M. Fabre des Essarts demande que j’obtienne du Mercure l’insertion pour la lettre ci-dessous, dont l’exorde est d’ailleurs excellent ; voulez-vous nous accorder à l’un et à l’autre cette faveur ?

Monsieur Georges Polti, au Mercure de France

Monsieur et distingué Confrère.

Ce qui peut arriver de pire aux œuvres de l’esprit, affirme Boileau, ce n’est plus qu’on en dise du mal, c’est qu’on n’en dise rien. Je vous dois donc des remerciements pour les âcres (!) lignes que vous consacrez à mon Christ sauveur dans le Mercure de France.

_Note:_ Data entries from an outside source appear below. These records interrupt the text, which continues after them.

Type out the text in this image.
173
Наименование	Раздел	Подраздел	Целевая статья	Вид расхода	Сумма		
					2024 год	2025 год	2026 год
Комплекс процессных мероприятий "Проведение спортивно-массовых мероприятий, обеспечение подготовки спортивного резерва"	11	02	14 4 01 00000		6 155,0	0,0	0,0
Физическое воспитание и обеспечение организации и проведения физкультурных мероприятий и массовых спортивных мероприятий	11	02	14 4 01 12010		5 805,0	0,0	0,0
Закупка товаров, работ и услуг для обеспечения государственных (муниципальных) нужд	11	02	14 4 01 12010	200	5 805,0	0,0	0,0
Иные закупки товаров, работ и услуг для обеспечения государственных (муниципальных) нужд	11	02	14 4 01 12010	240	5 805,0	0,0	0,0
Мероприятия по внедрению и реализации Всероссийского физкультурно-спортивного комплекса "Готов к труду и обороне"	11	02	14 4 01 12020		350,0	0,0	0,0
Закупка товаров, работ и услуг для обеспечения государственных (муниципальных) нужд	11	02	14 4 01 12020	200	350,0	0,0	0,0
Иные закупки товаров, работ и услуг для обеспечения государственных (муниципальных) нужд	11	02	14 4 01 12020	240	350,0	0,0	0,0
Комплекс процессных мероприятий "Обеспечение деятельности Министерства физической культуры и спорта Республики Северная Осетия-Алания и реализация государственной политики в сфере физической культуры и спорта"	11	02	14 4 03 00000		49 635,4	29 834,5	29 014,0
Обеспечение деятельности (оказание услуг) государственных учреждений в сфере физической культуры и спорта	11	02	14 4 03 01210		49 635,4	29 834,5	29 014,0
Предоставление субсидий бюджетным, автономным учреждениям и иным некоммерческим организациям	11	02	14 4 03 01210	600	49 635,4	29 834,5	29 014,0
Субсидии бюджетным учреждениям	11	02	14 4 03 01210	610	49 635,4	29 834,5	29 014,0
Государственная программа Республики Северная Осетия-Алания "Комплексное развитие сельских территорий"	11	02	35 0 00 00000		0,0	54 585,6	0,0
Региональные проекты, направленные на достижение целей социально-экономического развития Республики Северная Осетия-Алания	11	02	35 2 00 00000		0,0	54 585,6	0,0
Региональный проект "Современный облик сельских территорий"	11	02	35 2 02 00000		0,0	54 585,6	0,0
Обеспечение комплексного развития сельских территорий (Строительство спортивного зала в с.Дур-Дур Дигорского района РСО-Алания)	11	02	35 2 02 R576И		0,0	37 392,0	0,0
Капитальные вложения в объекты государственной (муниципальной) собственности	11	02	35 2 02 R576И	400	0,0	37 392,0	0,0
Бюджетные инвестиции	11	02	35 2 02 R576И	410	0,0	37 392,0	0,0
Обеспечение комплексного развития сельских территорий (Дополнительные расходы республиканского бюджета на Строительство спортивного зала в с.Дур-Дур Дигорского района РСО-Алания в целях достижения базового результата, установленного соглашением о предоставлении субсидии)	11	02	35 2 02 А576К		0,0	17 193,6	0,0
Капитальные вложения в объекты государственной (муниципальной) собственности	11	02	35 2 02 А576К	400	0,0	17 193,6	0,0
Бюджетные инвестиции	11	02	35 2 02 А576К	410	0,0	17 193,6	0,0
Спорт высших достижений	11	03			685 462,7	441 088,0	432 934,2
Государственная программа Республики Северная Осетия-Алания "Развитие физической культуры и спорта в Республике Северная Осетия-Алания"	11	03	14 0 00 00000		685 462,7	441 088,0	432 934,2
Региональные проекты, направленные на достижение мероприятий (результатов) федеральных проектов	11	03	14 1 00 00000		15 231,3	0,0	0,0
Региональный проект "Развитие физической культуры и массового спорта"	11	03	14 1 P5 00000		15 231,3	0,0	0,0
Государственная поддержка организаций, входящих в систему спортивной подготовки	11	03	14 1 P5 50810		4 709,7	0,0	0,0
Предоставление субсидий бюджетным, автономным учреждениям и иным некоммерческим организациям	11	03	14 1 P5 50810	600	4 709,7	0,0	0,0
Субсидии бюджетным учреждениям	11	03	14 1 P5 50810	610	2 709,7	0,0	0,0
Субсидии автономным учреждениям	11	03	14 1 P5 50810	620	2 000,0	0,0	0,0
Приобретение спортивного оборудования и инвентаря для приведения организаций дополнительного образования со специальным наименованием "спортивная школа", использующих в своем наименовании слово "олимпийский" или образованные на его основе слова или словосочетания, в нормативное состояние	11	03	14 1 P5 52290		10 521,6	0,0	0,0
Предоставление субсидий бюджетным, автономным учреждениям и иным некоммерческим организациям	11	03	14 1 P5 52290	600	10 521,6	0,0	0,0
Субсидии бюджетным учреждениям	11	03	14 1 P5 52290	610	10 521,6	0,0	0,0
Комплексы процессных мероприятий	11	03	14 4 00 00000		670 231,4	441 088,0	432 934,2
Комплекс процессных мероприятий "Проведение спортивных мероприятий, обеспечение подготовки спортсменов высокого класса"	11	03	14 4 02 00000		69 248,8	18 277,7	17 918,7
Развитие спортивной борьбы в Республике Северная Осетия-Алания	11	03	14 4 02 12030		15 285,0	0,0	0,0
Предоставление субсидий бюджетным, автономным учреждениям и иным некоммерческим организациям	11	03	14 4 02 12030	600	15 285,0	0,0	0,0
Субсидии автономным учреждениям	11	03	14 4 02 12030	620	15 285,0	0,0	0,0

Permettez-moi toutefois de vous dire que vous n’avez pas lu mon poème (2). En dehors des versiculets que vous citez et qui, destinés à la musique, ne sont pas sensiblement inférieurs à ceux de Scribe, il y a des passages qui auraient certainement obtenu une critique plus amène, si vous les connaissiez (3).

Mais ce ne sont là, après tout, que pures contingences d’ordre littéraire. Je n’y insiste pas. Plus grave (4) est ce que vous dites de la fondation de l’Église Gnostique. C’est vous-même, déclarez-vous, qui l’auriez fondée, « une après-midi de solitude » ?

À moins que vous ne soyez la réincarnation de Jules Doinel (5), je ne vois pas bien comment vous pourriez justifier vos dires. Je ne vous indiquerai pas ceux de mes ouvrages où se trouve relatée l’histoire de la néo-gnose. Mais je crois devoir vous renvoyer aux Petites Églises de Jules Bois. Que vous soyez le père d’une Gnose quelconque (6), c’est bien possible. Chacun a le droit de générer la sienne (7). Mais la notre, en tant que doctrine, remonte à un passé autrement lointain que votre adolescence et que toutes les églises actuelles (8), petites ou grandes.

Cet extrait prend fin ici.